Steak__n_Shake_exterior_shot.png Steak ‘n Shake

Steak ‘n Shake offers franchise partner deal

Brand works to pare company-owned units with $10,000 training-fee offer

Steak ‘n Shake Inc., which has been moving toward becoming a more franchised model, is launching a training program offer for prospective restaurant franchise partners.

The 621-unit Indianapolis, Ind.-based brand is offering potential franchise partners who pay $10,000 and commit to a six-month training program the opportunity to own what is now a company-operated Steak ‘n Shake unit.

“We are seeking owners to operate restaurants,” said Judy Kadylak, Steak ‘n Shake’s vice president of marketing, in response to emailed questions. “A single-unit operator will be singularly focused on running his or her restaurant.”

Shake ‘n Shake, which is a subsidiary of San Antonio, Texas-based Biglari Holdings Inc., owns and operates 415 of its restaurants, with 412 of those in the U.S. and three abroad. The brand also franchises 175 U.S. units and 31 internationally. Biglari also owns the 66-unit Western Sizzlin brand, of which all but four are franchised.

“Our prospects in franchise operations — domestic and international — look bright,” said Sardar Biglari, CEO of Biglari Holdings, in his February 2018 annual letter to shareholders.

Of the new ownership-training program, Biglari added in a statement: “I want to provide an opportunity to other entrepreneurs who are highly motivated to excel but lack the financial means. What will be important to become a franchisee is not great capital but great ability. We are seeking to harness the power of entrepreneurs and to create a company of owners.”

Kadylak said the $10,000 would be paid by franchise partner applicants upfront and cover training costs.

“We are seeking only those who can achieve the gold standard in execution,” she said. “It takes ability not money to be granted a franchise.”

The program is similar to that of Atlanta-based Chick-fil-A Inc., which requires an initial fee of $10,000 to select franchisees. Chick-fil-A will pay for land, construction and equipment and then rent it to the franchisee for 15 percent of sales plus 50 percent of pre-tax profit.

Steak ‘n Shake’s program, Kadylak said, will have royalty rates assessed up to 15 percent as well.

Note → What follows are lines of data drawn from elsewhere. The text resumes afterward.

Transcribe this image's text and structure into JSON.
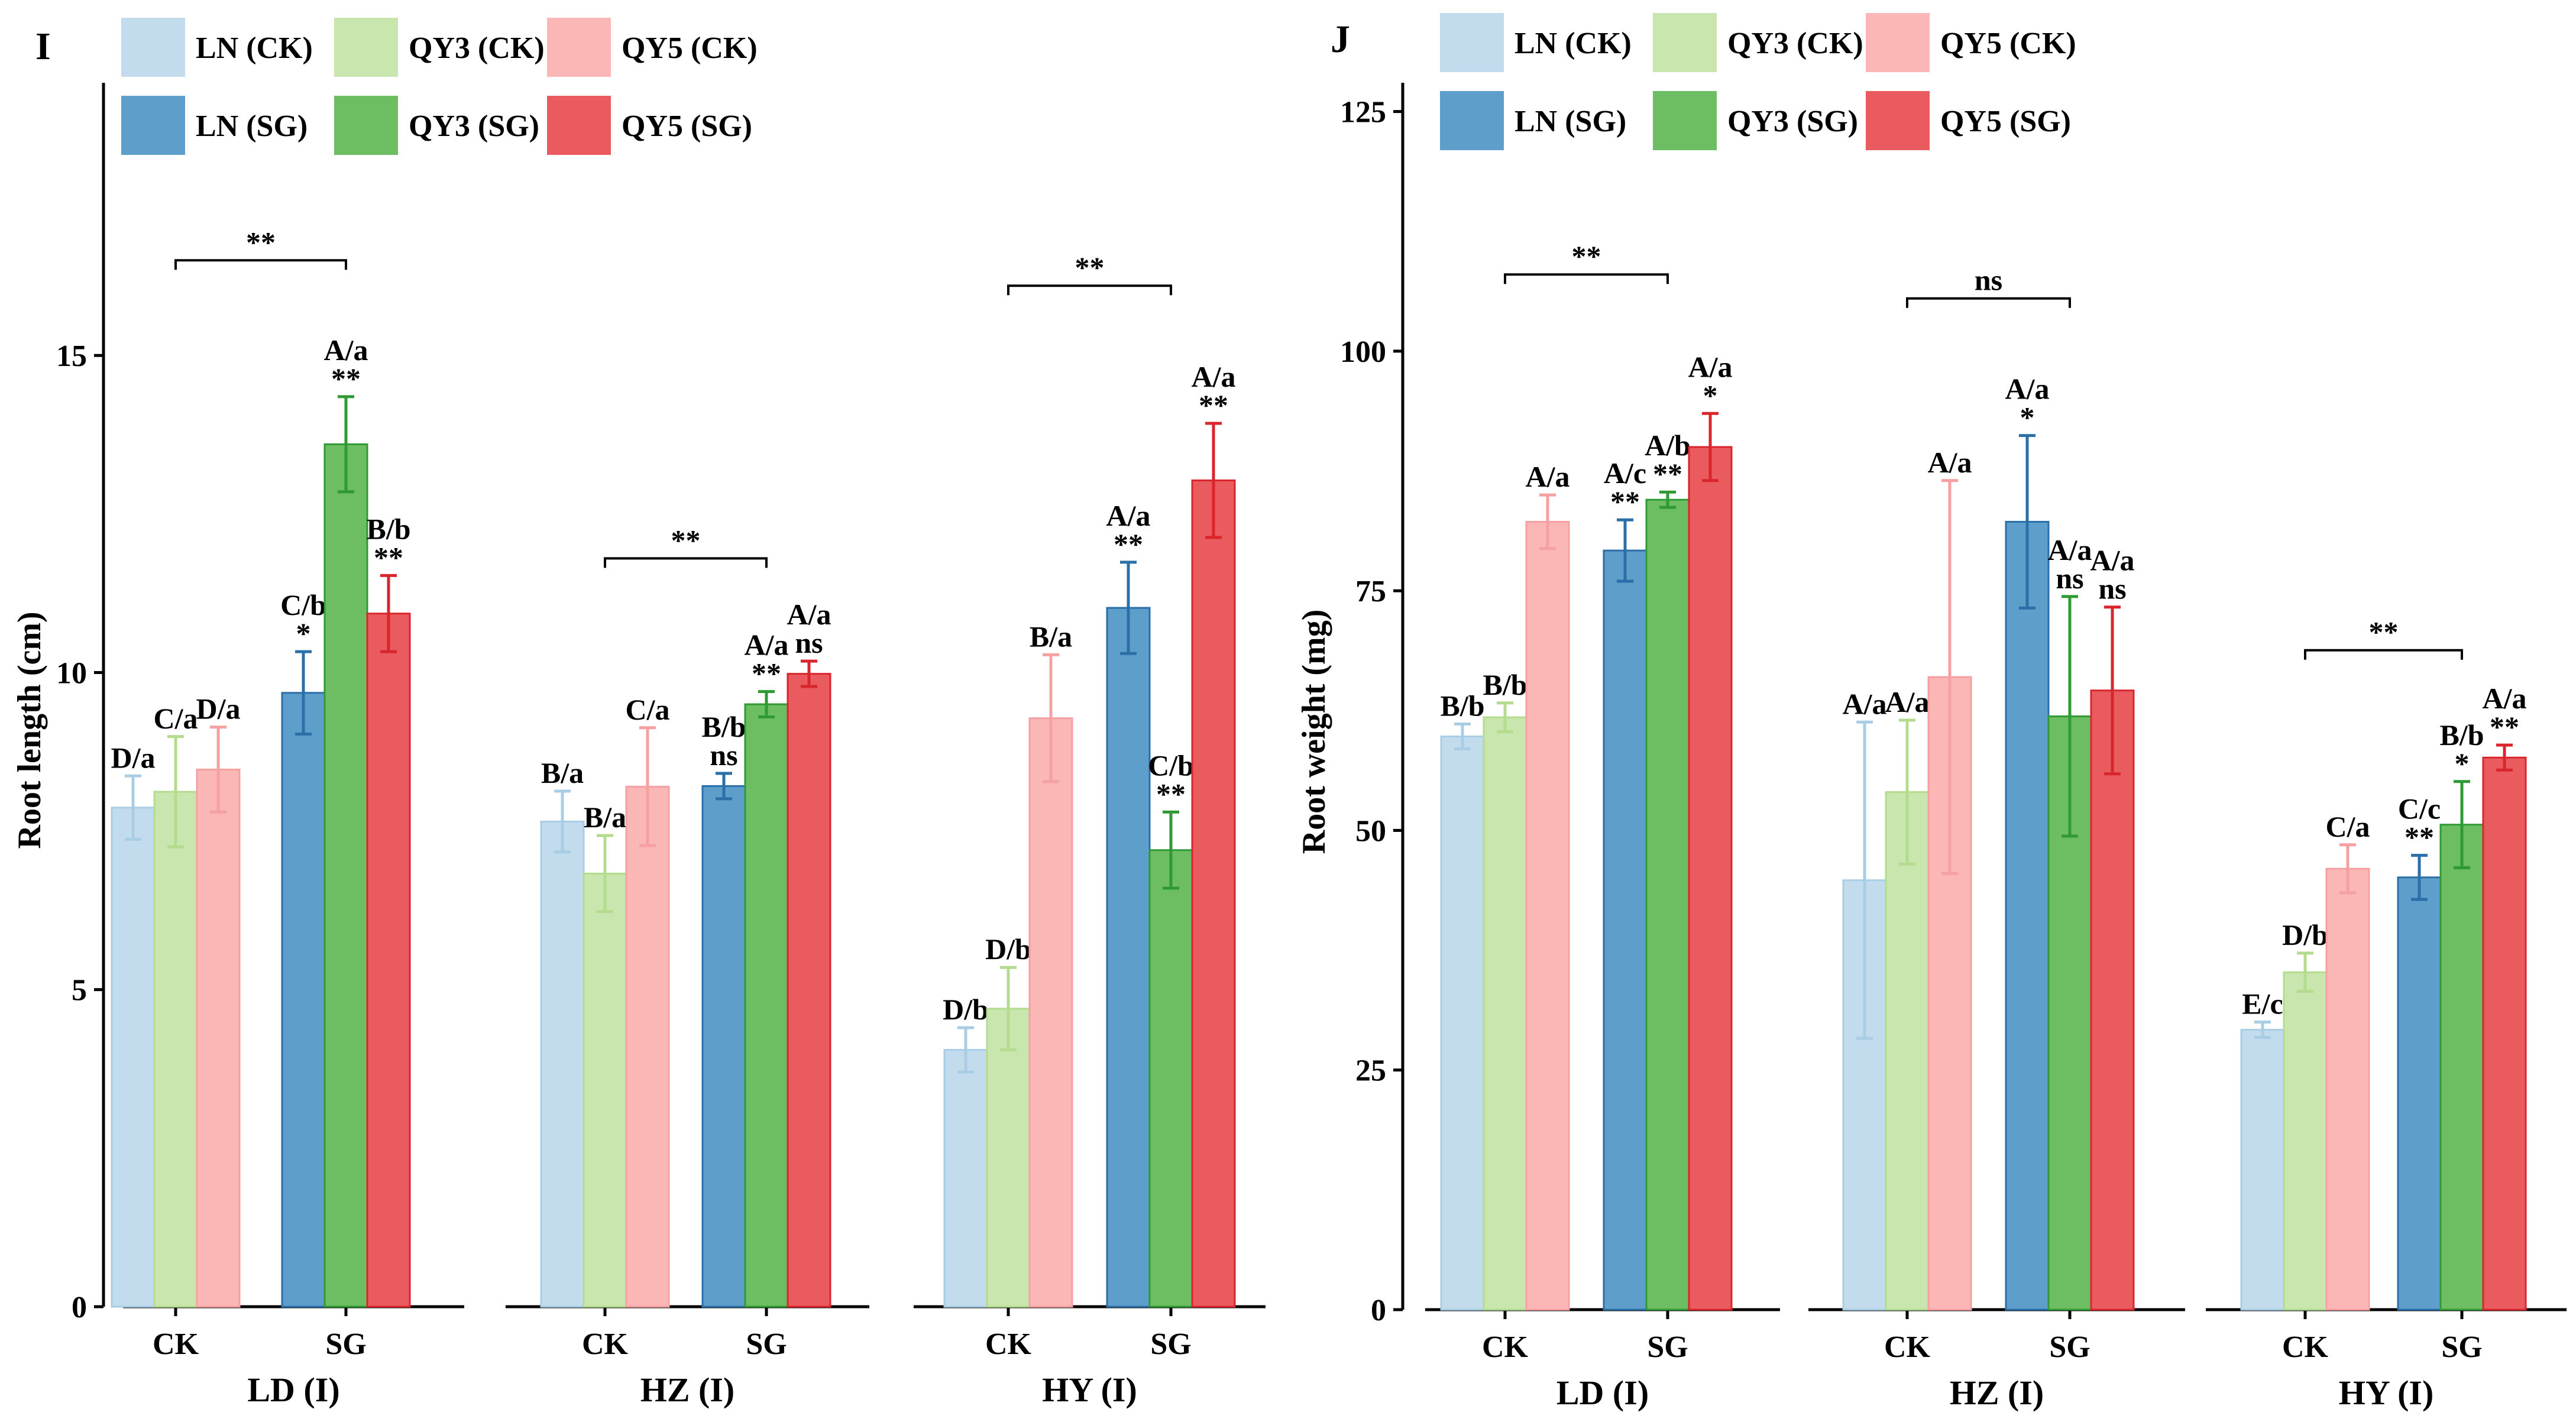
{
  "colors": {
    "LN (CK)": "#c2dced",
    "QY3 (CK)": "#c8e6ae",
    "QY5 (CK)": "#fbb7b5",
    "LN (SG)": "#5e9ecb",
    "QY3 (SG)": "#6dbd63",
    "QY5 (SG)": "#ea5b5f",
    "err_LN (CK)": "#a9cde4",
    "err_QY3 (CK)": "#b3dc8e",
    "err_QY5 (CK)": "#f6a0a2",
    "err_LN (SG)": "#2a6fa8",
    "err_QY3 (SG)": "#2f9a33",
    "err_QY5 (SG)": "#d8262c"
  },
  "chart_data": [
    {
      "type": "bar",
      "panel": "I",
      "ylabel": "Root length (cm)",
      "ylim": [
        0,
        19.3
      ],
      "yticks": [
        0,
        5,
        10,
        15
      ],
      "legend": [
        "LN (CK)",
        "QY3 (CK)",
        "QY5 (CK)",
        "LN (SG)",
        "QY3 (SG)",
        "QY5 (SG)"
      ],
      "groups": [
        {
          "title": "LD (I)",
          "categories": [
            "CK",
            "SG"
          ],
          "bars": {
            "CK": [
              {
                "series": "LN (CK)",
                "value": 7.87,
                "err": 0.5,
                "label": "D/a",
                "sig": ""
              },
              {
                "series": "QY3 (CK)",
                "value": 8.12,
                "err": 0.87,
                "label": "C/a",
                "sig": ""
              },
              {
                "series": "QY5 (CK)",
                "value": 8.47,
                "err": 0.67,
                "label": "D/a",
                "sig": ""
              }
            ],
            "SG": [
              {
                "series": "LN (SG)",
                "value": 9.68,
                "err": 0.65,
                "label": "C/b",
                "sig": "*"
              },
              {
                "series": "QY3 (SG)",
                "value": 13.6,
                "err": 0.75,
                "label": "A/a",
                "sig": "**"
              },
              {
                "series": "QY5 (SG)",
                "value": 10.93,
                "err": 0.6,
                "label": "B/b",
                "sig": "**"
              }
            ]
          },
          "bracket": {
            "label": "**",
            "y": 16.5
          }
        },
        {
          "title": "HZ (I)",
          "categories": [
            "CK",
            "SG"
          ],
          "bars": {
            "CK": [
              {
                "series": "LN (CK)",
                "value": 7.65,
                "err": 0.48,
                "label": "B/a",
                "sig": ""
              },
              {
                "series": "QY3 (CK)",
                "value": 6.83,
                "err": 0.6,
                "label": "B/a",
                "sig": ""
              },
              {
                "series": "QY5 (CK)",
                "value": 8.2,
                "err": 0.93,
                "label": "C/a",
                "sig": ""
              }
            ],
            "SG": [
              {
                "series": "LN (SG)",
                "value": 8.21,
                "err": 0.2,
                "label": "B/b",
                "sig": "ns"
              },
              {
                "series": "QY3 (SG)",
                "value": 9.5,
                "err": 0.2,
                "label": "A/a",
                "sig": "**"
              },
              {
                "series": "QY5 (SG)",
                "value": 9.98,
                "err": 0.2,
                "label": "A/a",
                "sig": "ns"
              }
            ]
          },
          "bracket": {
            "label": "**",
            "y": 11.8
          }
        },
        {
          "title": "HY (I)",
          "categories": [
            "CK",
            "SG"
          ],
          "bars": {
            "CK": [
              {
                "series": "LN (CK)",
                "value": 4.05,
                "err": 0.35,
                "label": "D/b",
                "sig": ""
              },
              {
                "series": "QY3 (CK)",
                "value": 4.7,
                "err": 0.65,
                "label": "D/b",
                "sig": ""
              },
              {
                "series": "QY5 (CK)",
                "value": 9.28,
                "err": 1.0,
                "label": "B/a",
                "sig": ""
              }
            ],
            "SG": [
              {
                "series": "LN (SG)",
                "value": 11.02,
                "err": 0.72,
                "label": "A/a",
                "sig": "**"
              },
              {
                "series": "QY3 (SG)",
                "value": 7.2,
                "err": 0.6,
                "label": "C/b",
                "sig": "**"
              },
              {
                "series": "QY5 (SG)",
                "value": 13.03,
                "err": 0.9,
                "label": "A/a",
                "sig": "**"
              }
            ]
          },
          "bracket": {
            "label": "**",
            "y": 16.1
          }
        }
      ]
    },
    {
      "type": "bar",
      "panel": "J",
      "ylabel": "Root weight (mg)",
      "ylim": [
        0,
        128
      ],
      "yticks": [
        0,
        25,
        50,
        75,
        100,
        125
      ],
      "legend": [
        "LN (CK)",
        "QY3 (CK)",
        "QY5 (CK)",
        "LN (SG)",
        "QY3 (SG)",
        "QY5 (SG)"
      ],
      "groups": [
        {
          "title": "LD (I)",
          "categories": [
            "CK",
            "SG"
          ],
          "bars": {
            "CK": [
              {
                "series": "LN (CK)",
                "value": 59.8,
                "err": 1.3,
                "label": "B/b",
                "sig": ""
              },
              {
                "series": "QY3 (CK)",
                "value": 61.8,
                "err": 1.5,
                "label": "B/b",
                "sig": ""
              },
              {
                "series": "QY5 (CK)",
                "value": 82.2,
                "err": 2.8,
                "label": "A/a",
                "sig": ""
              }
            ],
            "SG": [
              {
                "series": "LN (SG)",
                "value": 79.2,
                "err": 3.2,
                "label": "A/c",
                "sig": "**"
              },
              {
                "series": "QY3 (SG)",
                "value": 84.5,
                "err": 0.8,
                "label": "A/b",
                "sig": "**"
              },
              {
                "series": "QY5 (SG)",
                "value": 90.0,
                "err": 3.5,
                "label": "A/a",
                "sig": "*"
              }
            ]
          },
          "bracket": {
            "label": "**",
            "y": 108
          }
        },
        {
          "title": "HZ (I)",
          "categories": [
            "CK",
            "SG"
          ],
          "bars": {
            "CK": [
              {
                "series": "LN (CK)",
                "value": 44.8,
                "err": 16.5,
                "label": "A/a",
                "sig": ""
              },
              {
                "series": "QY3 (CK)",
                "value": 54.0,
                "err": 7.5,
                "label": "A/a",
                "sig": ""
              },
              {
                "series": "QY5 (CK)",
                "value": 66.0,
                "err": 20.5,
                "label": "A/a",
                "sig": ""
              }
            ],
            "SG": [
              {
                "series": "LN (SG)",
                "value": 82.2,
                "err": 9.0,
                "label": "A/a",
                "sig": "*"
              },
              {
                "series": "QY3 (SG)",
                "value": 61.9,
                "err": 12.5,
                "label": "A/a",
                "sig": "ns"
              },
              {
                "series": "QY5 (SG)",
                "value": 64.6,
                "err": 8.7,
                "label": "A/a",
                "sig": "ns"
              }
            ]
          },
          "bracket": {
            "label": "ns",
            "y": 105.5
          }
        },
        {
          "title": "HY (I)",
          "categories": [
            "CK",
            "SG"
          ],
          "bars": {
            "CK": [
              {
                "series": "LN (CK)",
                "value": 29.2,
                "err": 0.8,
                "label": "E/c",
                "sig": ""
              },
              {
                "series": "QY3 (CK)",
                "value": 35.2,
                "err": 2.0,
                "label": "D/b",
                "sig": ""
              },
              {
                "series": "QY5 (CK)",
                "value": 46.0,
                "err": 2.5,
                "label": "C/a",
                "sig": ""
              }
            ],
            "SG": [
              {
                "series": "LN (SG)",
                "value": 45.1,
                "err": 2.3,
                "label": "C/c",
                "sig": "**"
              },
              {
                "series": "QY3 (SG)",
                "value": 50.6,
                "err": 4.5,
                "label": "B/b",
                "sig": "*"
              },
              {
                "series": "QY5 (SG)",
                "value": 57.6,
                "err": 1.3,
                "label": "A/a",
                "sig": "**"
              }
            ]
          },
          "bracket": {
            "label": "**",
            "y": 68.8
          }
        }
      ]
    }
  ]
}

“The new franchisees will have full ownership of their business, while earning 50 percent of the restaurant profits,” she said, “This opportunity requires that the individual be free of any other active business ventures and operate the restaurant on a full-time hands-on basis.”

Kadylak said current company-owned Steak ‘n Shake units are on both owned and leased property, and negotiated leases will be passed through to the franchisees.

She added that “no current franchisee has raised any issues or concerns.”

The franchise partner offer comes in the wake of a challenging 2017, when the full-service Steak ‘n Shake concept faced revenue and traffic hurdles.

In his 2017 year-end letter, Biglari said Steak ‘n Shake revenue fell to $792.8 million in 2017 from $804.4 million in the prior year, and earnings fell to $431,000 from $34.7 million in the prior year. Customer counts were down 1.8 percent.

Steak ‘n Shake first franchised in 1939, five years after the concept was founded, but only grew franchised units at about one a year until 2010.

“Over the last seven years we have added, net of closures, 129 franchised units, or an average of about 18 units per year,” Biglari said. “For the period 2011 through 2015, the franchising business operated at a loss, but intrinsic value advanced. In 2017, franchise operations generated a profit of $4 million, despite net unit growth falling short of our expectations.”

The company has seen franchised growth in non-traditional Steak ‘n Shake locations, such as universities, casinos, airports, sports arenas and gas stations, he said.